Pittsburgh Tribune-Review: VA disciplinary actions against Pittsburgh workers unspecified
Aug 7, 2014
In The News
The federal Department of Veterans Affairs tried to punish as many as five workers in connection with a fatal Legionnaires' disease outbreak in Oakland and O'Hara, a department letter to a congressman shows.
Three of the five cases have been closed, Dr. Carolyn M. Clancy, department under secretary, wrote in a July 24 letter to Rep. Tim Murphy, R-Upper St. Clair.
It wasn't clear whether each case represents a separate worker or whether workers in the closed cases were punished. Clancy did not offer those details in the letter, which Murphy's office released on Wednesday.
The VA would not elaborate in response to Tribune-Review questions. Six patients died and at least 16 others fell sick in the confirmed outbreak period from February 2011 to November 2012 in the VA Pittsburgh Healthcare System.
“We have a bureaucracy that seems incapable of providing promptly the kind of information we've asked for,” said Rep. Keith Rothfus, R-Sewickley, who asked the VA in November to disclose how it would hold employees accountable for the outbreak.
He called it “very frustrating” that it took the VA eight months to respond to him and Murphy, who made a similar request. They joined Rep. Mike Coffman, a Colorado Republican and chairman of a House VA subcommittee, in requesting more details from Clancy.
In an Aug. 1 letter, the lawmakers asked for the names or positions of disciplined workers, along with an accounting of all disciplinary actions and other specifics. If the VA cannot comply, it should identify the legal provisions that show why, the lawmakers wrote.
“The families still grieve and ask why no one has been held accountable for the failures that led to this tragedy,” Murphy said in a statement. He said the VA's actions thus far are “wholly insufficient to hold accountable those involved and provide solace to the families who lost loved ones.”

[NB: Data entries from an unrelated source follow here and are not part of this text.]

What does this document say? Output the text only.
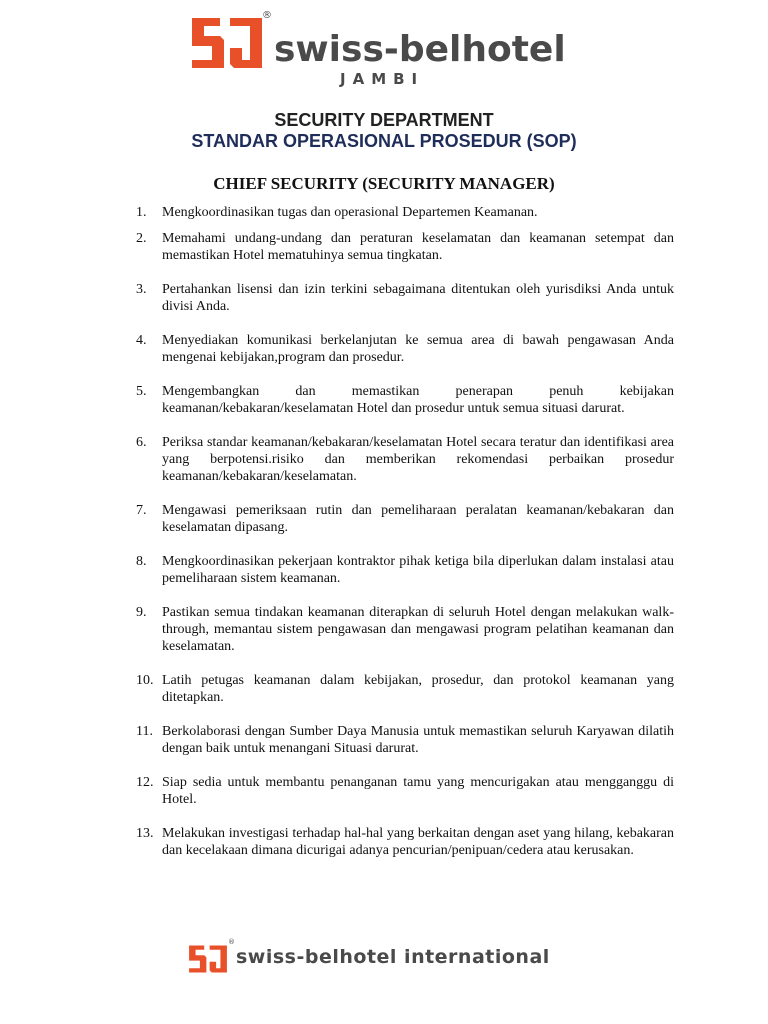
®
swiss-belhotel
JAMBI
SECURITY DEPARTMENT
STANDAR OPERASIONAL PROSEDUR (SOP)
CHIEF SECURITY (SECURITY MANAGER)
1. Mengkoordinasikan tugas dan operasional Departemen Keamanan.
2. Memahami undang-undang dan peraturan keselamatan dan keamanan setempat dan memastikan Hotel mematuhinya semua tingkatan.
3. Pertahankan lisensi dan izin terkini sebagaimana ditentukan oleh yurisdiksi Anda untuk divisi Anda.
4. Menyediakan komunikasi berkelanjutan ke semua area di bawah pengawasan Anda mengenai kebijakan,program dan prosedur.
5. Mengembangkan dan memastikan penerapan penuh kebijakan keamanan/kebakaran/keselamatan Hotel dan prosedur untuk semua situasi darurat.
6. Periksa standar keamanan/kebakaran/keselamatan Hotel secara teratur dan identifikasi area yang berpotensi.risiko dan memberikan rekomendasi perbaikan prosedur keamanan/kebakaran/keselamatan.
7. Mengawasi pemeriksaan rutin dan pemeliharaan peralatan keamanan/kebakaran dan keselamatan dipasang.
8. Mengkoordinasikan pekerjaan kontraktor pihak ketiga bila diperlukan dalam instalasi atau pemeliharaan sistem keamanan.
9. Pastikan semua tindakan keamanan diterapkan di seluruh Hotel dengan melakukan walk-through, memantau sistem pengawasan dan mengawasi program pelatihan keamanan dan keselamatan.
10. Latih petugas keamanan dalam kebijakan, prosedur, dan protokol keamanan yang ditetapkan.
11. Berkolaborasi dengan Sumber Daya Manusia untuk memastikan seluruh Karyawan dilatih dengan baik untuk menangani Situasi darurat.
12. Siap sedia untuk membantu penanganan tamu yang mencurigakan atau mengganggu di Hotel.
13. Melakukan investigasi terhadap hal-hal yang berkaitan dengan aset yang hilang, kebakaran dan kecelakaan dimana dicurigai adanya pencurian/penipuan/cedera atau kerusakan.
®
swiss-belhotel international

Federal standards often prevent the disclosure of certain personal information about government workers, including disciplinary records, unless an employee allows the release of that information, according to the Office of Personnel Management.
Still, VA officials announced June 13 that Pittsburgh VA Director Terry Gerigk Wolf would go on paid leave “pending the completion of administrative actions related to the Legionella outbreak.” She remains on leave as Dr. David S. Macpherson serves as interim director.
A regional VA director who oversaw the Pittsburgh system, Michael E. Moreland, retired last November, about a year after the VA first disclosed a Legionnaires' problem.
At the American Federation of Government Employees in Washington, assistant general counsel J. Ward Morrow said the union doesn't know of any AFGE-represented workers who might be punished because of the outbreak. The group represents about 2,500 rank-and-file employees at the Pittsburgh VA, which includes campuses on University Drive in Oakland and Delafield Road in O'Hara.
Morrow said the failures contributing to the outbreak appear to be in the administration and management ranks. Internal reviews last year found bacteria-tainted tap water, mismanagement of water treatment systems and other mistakes.
“The union is certainly open to proposals so something like this never happens again,” Morrow said.